After doing a few tests, I got this:

blog-code-0602-3

Oops – this actually is a security concern. I give away the fact that the user has an account even though the password is wrong. To fix this, I moved the EmailConfirmed below the sign in test. This does bring up an interesting problem – I need to activate the admin account when I’m creating the database.
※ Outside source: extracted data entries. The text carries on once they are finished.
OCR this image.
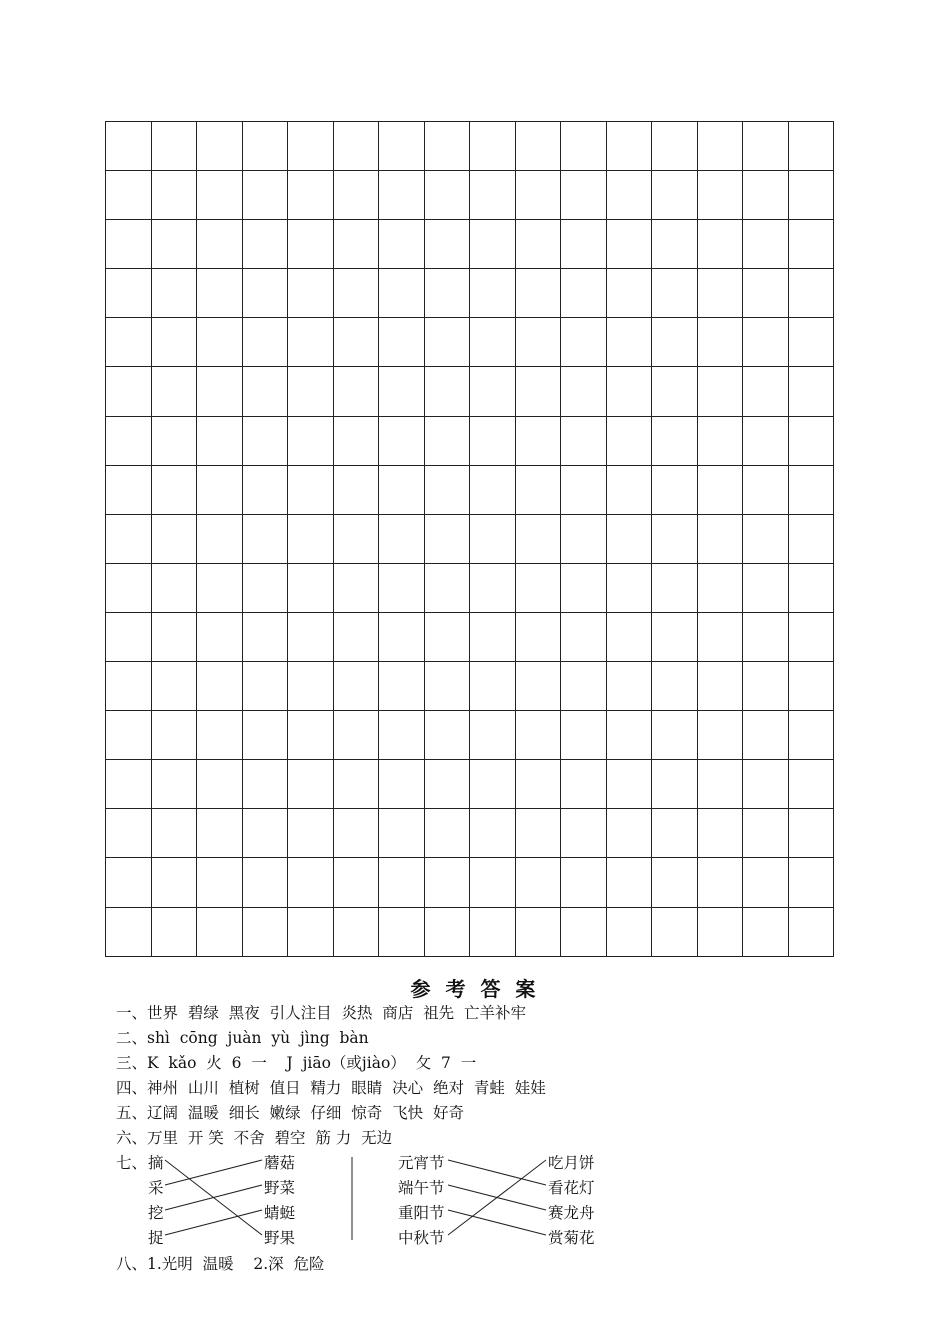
参 考 答 案
一、世界  碧绿  黑夜  引人注目  炎热  商店  祖先  亡羊补牢
二、shì  cōng  juàn  yù  jìng  bàn
三、K  kǎo  火  6  一    J  jiāo（或jiào）  攵  7  一
四、神州  山川  植树  值日  精力  眼睛  决心  绝对  青蛙  娃娃
五、辽阔  温暖  细长  嫩绿  仔细  惊奇  飞快  好奇
六、万里  开 笑  不舍  碧空  筋 力  无边
七、 摘
采
挖
捉
蘑菇
野菜
蜻蜓
野果
元宵节
端午节
重阳节
中秋节
吃月饼
看花灯
赛龙舟
赏菊花
八、1.光明  温暖    2.深  危险
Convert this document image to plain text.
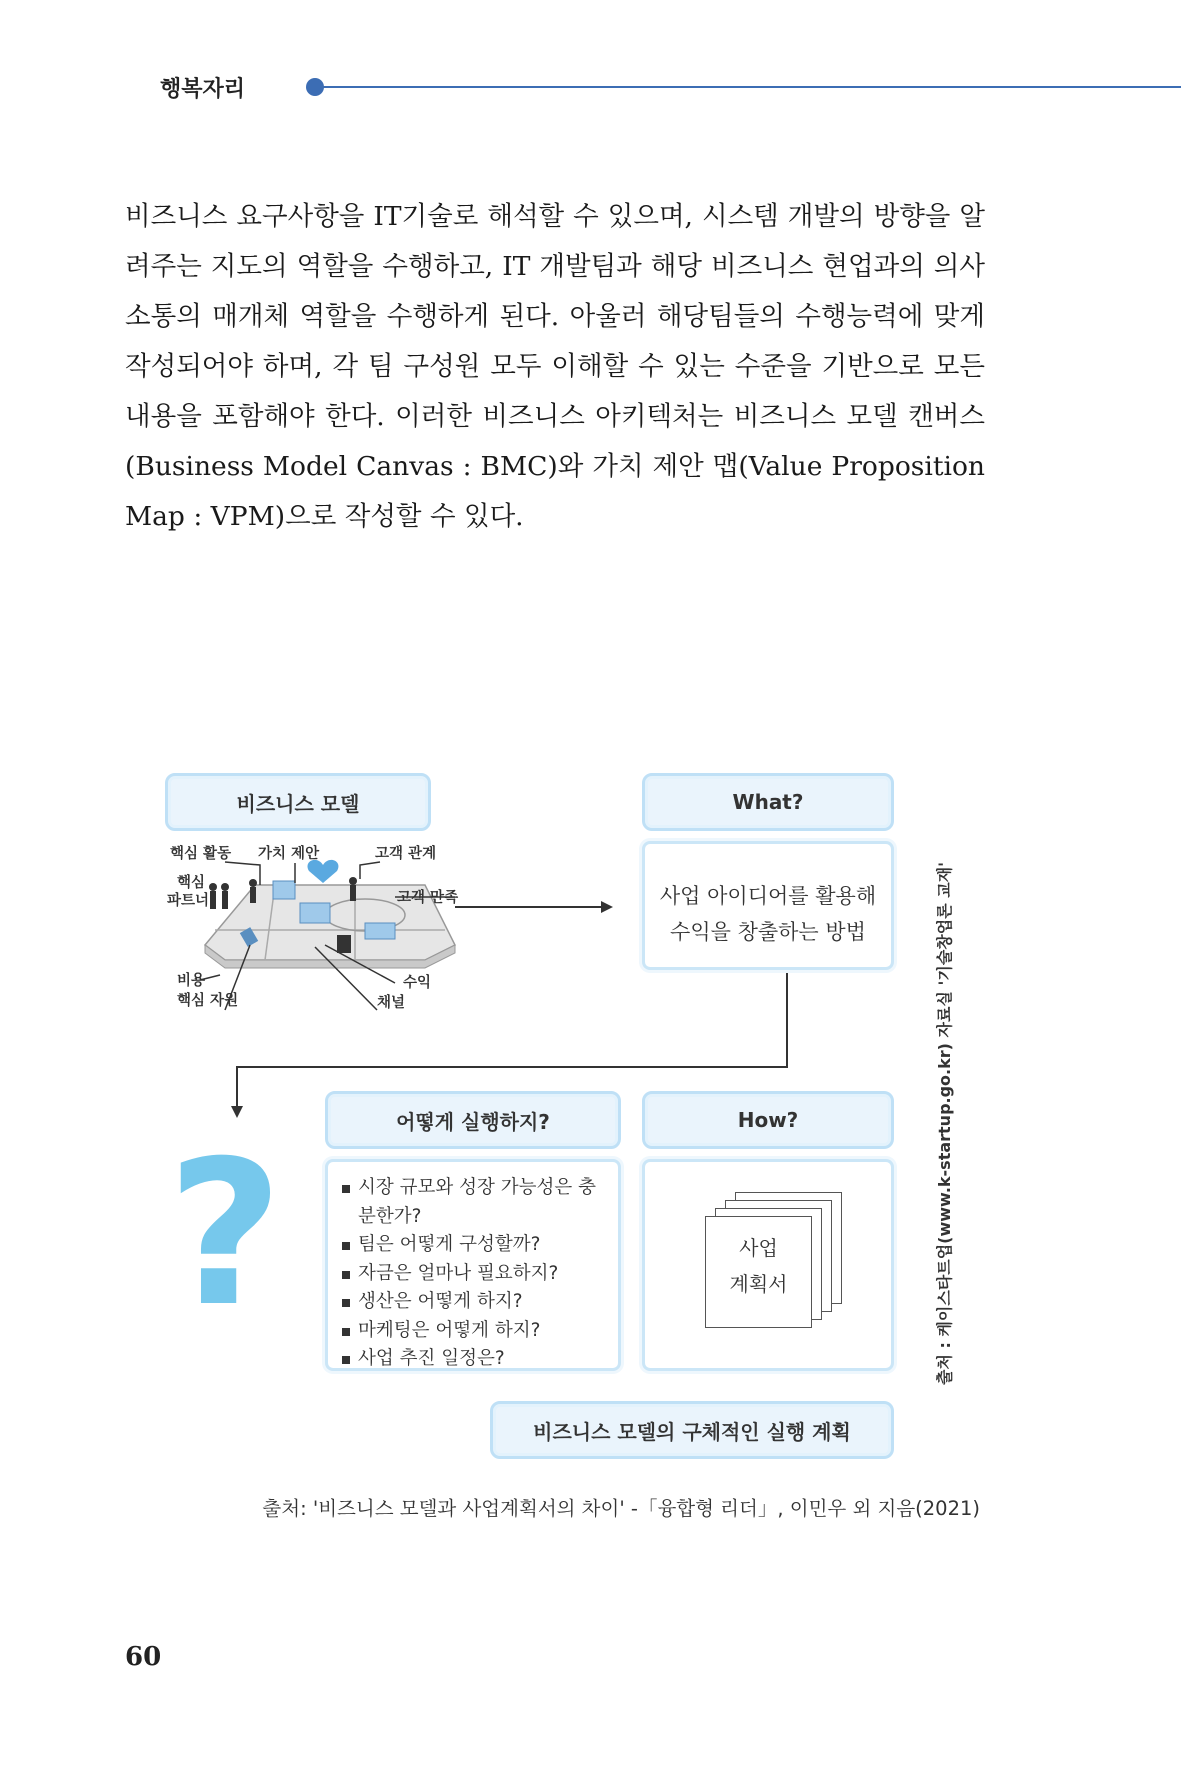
행복자리
비즈니스 요구사항을 IT기술로 해석할 수 있으며, 시스템 개발의 방향을 알려주는 지도의 역할을 수행하고, IT 개발팀과 해당 비즈니스 현업과의 의사소통의 매개체 역할을 수행하게 된다. 아울러 해당팀들의 수행능력에 맞게 작성되어야 하며, 각 팀 구성원 모두 이해할 수 있는 수준을 기반으로 모든 내용을 포함해야 한다. 이러한 비즈니스 아키텍처는 비즈니스 모델 캔버스(Business Model Canvas : BMC)와 가치 제안 맵(Value Proposition Map : VPM)으로 작성할 수 있다.
비즈니스 모델
핵심 활동 가치 제안	고객 관계
핵심
파트너	고객 만족
비용
핵심 자원
수익
채널
What?
사업 아이디어를 활용해
수익을 창출하는 방법
?	어떻게 실행하지?
시장 규모와 성장 가능성은 충분한가?
팀은 어떻게 구성할까?
자금은 얼마나 필요하지?
생산은 어떻게 하지?
마케팅은 어떻게 하지?
사업 추진 일정은?
How?
사업
계획서
비즈니스 모델의 구체적인 실행 계획
출처 : 케이스타트업(www.k-startup.go.kr) 자료실 '기술창업론 교재'
출처: '비즈니스 모델과 사업계획서의 차이' -「융합형 리더」, 이민우 외 지음(2021)
60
To do this, I adjust the ApplicationDbContext.cs file:

                user = new ApplicationUser {
                    UserName = options.DefaultUsername,
                    EmailConfirmed = true
                };

After I deleted the database and restart the server, I could get all the way through the WebAPI. You need the Postman Interceptor installed to see cookies, but once you do that, you’ll get the following:

blog-code-0602-4

There are actually three cookies generated:

  1. .AspNet.Microsoft.AspNet.Identity.Application
  2. 8lk97XBCwt0 (or more correctly, something completely random)
  3. connect.sid

All I need to do in my web application is to transcribe those cookies that I received to my web session and refresh the page. The ASP.NET application should then recognize me as authenticated as a particular user and display the Signoff link instead of the Signon link.

In my next article, I’m going to use this WebAPI to do exactly that inside of the ASP.NET Layout.

Note that there is nothing different about these techniques from the last time I did Identity. If you want to do Identity the same way I did last time, please feel free – there is no difference.